Ölüm Pornosu ise öyle değil (tabii bir kitap ile bir filmi kıyaslamak pek makul değil ama bana kalırsa bu iki eserin anlattıkları özünde epey benziyor, benzemiyor mu?). Yer yer tiksinti elbette var ancak içiniz pek de burkulmuyor. En azından benim burkulmadı diyeyim. Cassie ile yolu kesişmiş herkesin –Sheila dahil– dev şerefsiz olmasının getirdiği iç sıkıntısına ek olarak sayfalar boyunca sağa sola serpiştirilmiş çük, taşak, cips ve çişin yaratabileceğinin ötesinde bir sıkıntı hissetmedim kitabı okurken. Kimi insanların kitabın ardından hayattan, erkeklerden soğuduklarına dair yorumlar da okudum; biraz şaşırdım. Aklı başında biri 30'lu yaşlarına geldiğinde tüm insanlardan soğur zaten; kadın, erkek, hermafrodit fark etmez.

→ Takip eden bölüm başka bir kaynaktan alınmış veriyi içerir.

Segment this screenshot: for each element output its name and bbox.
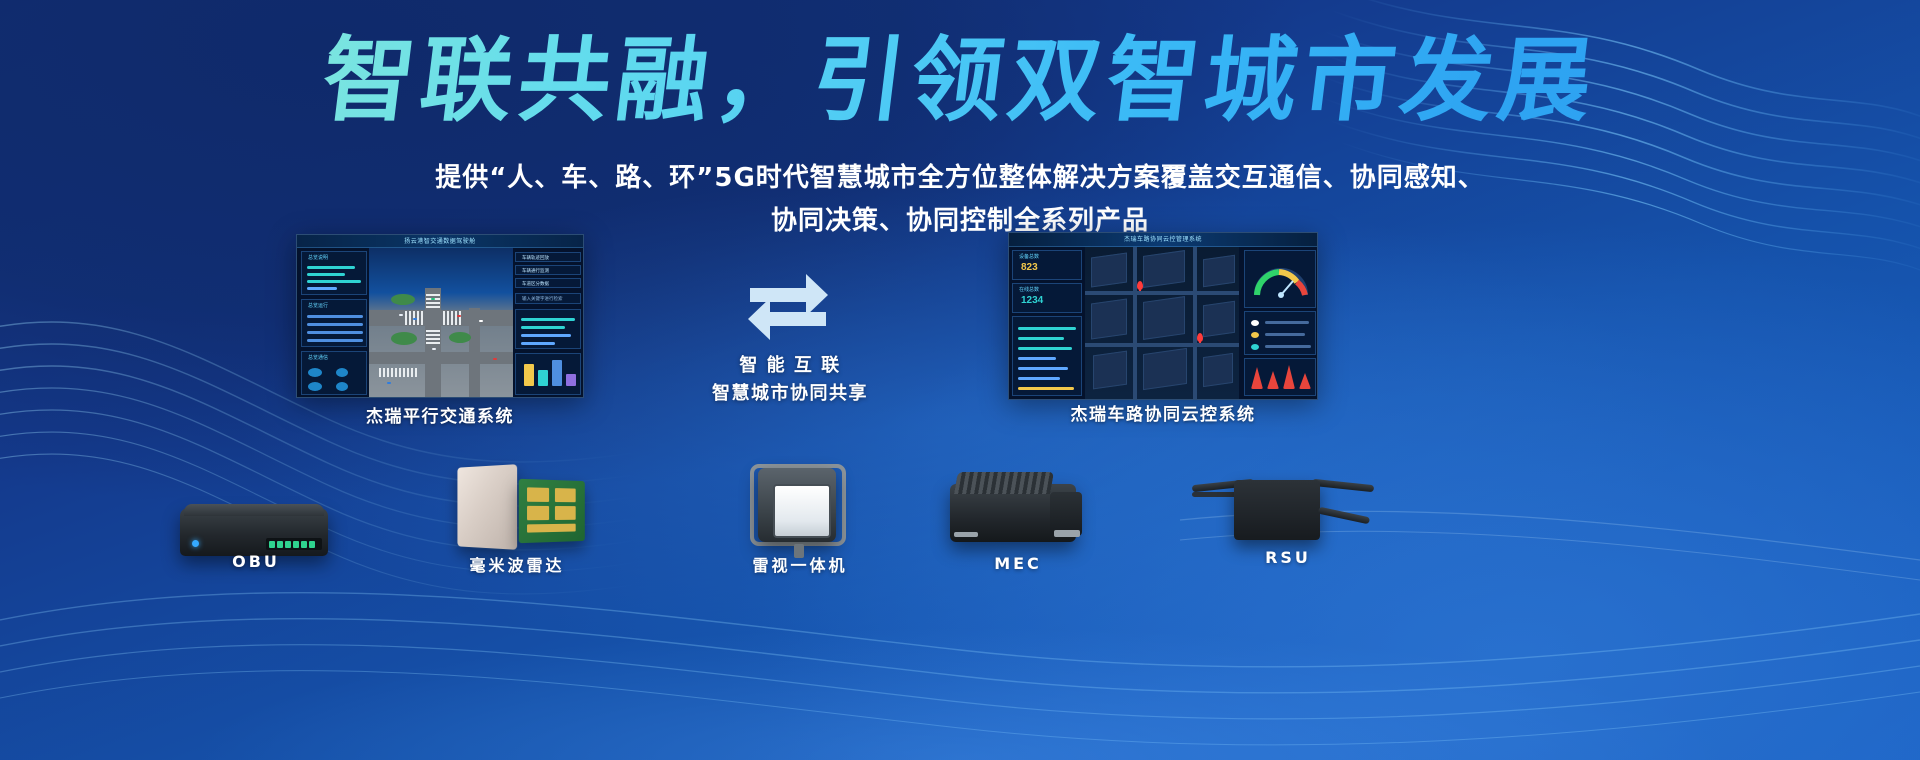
product-mmwave-radar[interactable] (455, 466, 595, 558)
stat-label: 在线总数 (1019, 286, 1039, 293)
product-mec[interactable] (950, 472, 1086, 554)
panel-traffic-overview[interactable]: 总览说明 (301, 251, 367, 295)
rsu-device-icon (1234, 480, 1320, 540)
panel-device-list[interactable] (1012, 316, 1082, 396)
cloud-control-dashboard[interactable]: 杰瑞车路协同云控管理系统 设备总数 823 在线总数 1234 (1008, 232, 1318, 400)
traffic-3d-scene (369, 248, 513, 397)
rsu-antenna-right (1312, 479, 1374, 492)
panel-traffic-comm[interactable]: 总览通信 (301, 351, 367, 395)
stat-device-total[interactable]: 设备总数 823 (1012, 250, 1082, 280)
button-vehicle-monitor[interactable]: 车辆通行监测 (515, 265, 581, 275)
product-label-lidar-camera: 雷视一体机 (700, 552, 900, 576)
mec-heatsink-fins (954, 472, 1054, 494)
banner-stage: 智联共融，引领双智城市发展 提供“人、车、路、环”5G时代智慧城市全方位整体解决… (0, 0, 1920, 760)
camera-lens-panel (773, 484, 831, 538)
page-title: 智联共融，引领双智城市发展 (0, 28, 1920, 134)
button-label: 车辆通行监测 (522, 268, 549, 274)
parallel-traffic-dashboard[interactable]: 扬云港智交通数据驾驶舱 总览说明 (296, 234, 584, 398)
obu-top-shell (184, 504, 324, 516)
radar-device-icon (457, 464, 517, 550)
button-lane-data[interactable]: 车道区分数据 (515, 278, 581, 288)
stat-online-total[interactable]: 在线总数 1234 (1012, 283, 1082, 313)
product-label-obu: OBU (156, 552, 356, 571)
stat-label: 设备总数 (1019, 253, 1039, 260)
button-label: 车道区分数据 (522, 281, 549, 287)
panel-title: 总览通信 (308, 354, 328, 361)
product-label-rsu: RSU (1188, 548, 1388, 567)
panel-title: 总览运行 (308, 302, 328, 309)
panel-title: 总览说明 (308, 254, 328, 261)
obu-status-led (192, 540, 199, 547)
subtitle-line-1: 提供“人、车、路、环”5G时代智慧城市全方位整体解决方案覆盖交互通信、协同感知、 (0, 157, 1920, 194)
button-track-playback[interactable]: 车辆轨迹回放 (515, 252, 581, 262)
search-input[interactable]: 输入关键字进行检索 (515, 293, 581, 304)
parallel-traffic-caption: 杰瑞平行交通系统 (296, 402, 584, 427)
center-caption-line-1: 智 能 互 联 (640, 352, 940, 380)
button-label: 车辆轨迹回放 (522, 255, 549, 261)
panel-right-chart[interactable] (515, 309, 581, 349)
center-caption: 智 能 互 联 智慧城市协同共享 (640, 352, 940, 408)
city-map-3d[interactable] (1085, 247, 1239, 399)
dashboard-screen-title: 扬云港智交通数据驾驶舱 (404, 236, 476, 245)
radar-pcb-board (519, 479, 585, 543)
panel-traffic-runtime[interactable]: 总览运行 (301, 299, 367, 347)
cloud-control-caption: 杰瑞车路协同云控系统 (1008, 400, 1318, 425)
stat-value: 1234 (1021, 295, 1043, 306)
dashboard-screen-title: 杰瑞车路协同云控管理系统 (1124, 234, 1202, 243)
product-rsu[interactable] (1192, 472, 1376, 552)
panel-bar-chart[interactable] (1244, 358, 1316, 396)
product-lidar-camera[interactable] (750, 462, 850, 560)
product-label-mec: MEC (918, 554, 1118, 573)
panel-right-gauge[interactable] (515, 353, 581, 395)
exchange-arrows-icon (744, 272, 832, 344)
product-label-mmwave-radar: 毫米波雷达 (417, 552, 617, 576)
gauge-icon (1245, 251, 1317, 309)
panel-legend[interactable] (1244, 311, 1316, 355)
search-placeholder: 输入关键字进行检索 (522, 296, 563, 302)
obu-ports (266, 538, 322, 550)
camera-radar-device-icon (758, 468, 836, 542)
rsu-antenna-lower (1318, 507, 1370, 525)
center-caption-line-2: 智慧城市协同共享 (640, 380, 940, 408)
stat-value: 823 (1021, 262, 1038, 273)
panel-gauge[interactable] (1244, 250, 1316, 308)
subtitle-line-2: 协同决策、协同控制全系列产品 (0, 200, 1920, 237)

Ölüm Pornosu'nu tatlı tatlı gömdüğümü düşünüyorsunuz belki, haksız da sayılmazsınız. Ancak bir okur olarak hakkını vereyim; yer yer sarsıldığım zamanlar olmadı değil. Cassie'nin rekor denemesinin aslında bir kendini kurban etme eylemi olması; hikâye boyunca efendi adam bellediğimiz Bay 72'nin Cassie'nin oğlu olmadığını öğrendiğinde canavara dönüşmesi insanın tabiatına dair anlamlı şeyler anlatıyor. Son sayfasıyla birlikte içinizde vuku bulan garip bir hisle kapatıyorsunuz kitabı.
Ancak bu his, geldiğinden daha yavaş da olsa, bir vakit sonra geçip gidiyor. Louis-Ferdinand Céline'in o çok muhteşem Gecenin Sonuna Yolculuk'unda olduğu gibi aradan kaç yıl geçerse geçsin, hikâyeyi ne kadar unutursanız unutun; kitabı her hatırladığınızda içinizde hep aynı kıvılcımı çakan o büyüden Ölüm Pornosu'nda yok.
Velhasıl elinizdeki, kafası geçtikçe puanı da düşen bir kitap. Ölüm Pornosu'nu okuduktan sonra aklıma ilk gelen soruyu bu satırlarla tarihe kazıyayım, belki bir yerlerde verecek cevabı olan birileri vardır:
Bir kitabı iyi yapan okuruna onu okurken hissettirdikleri midir yoksa kapağı kapatınca onun içinde uyandırdıkları mı?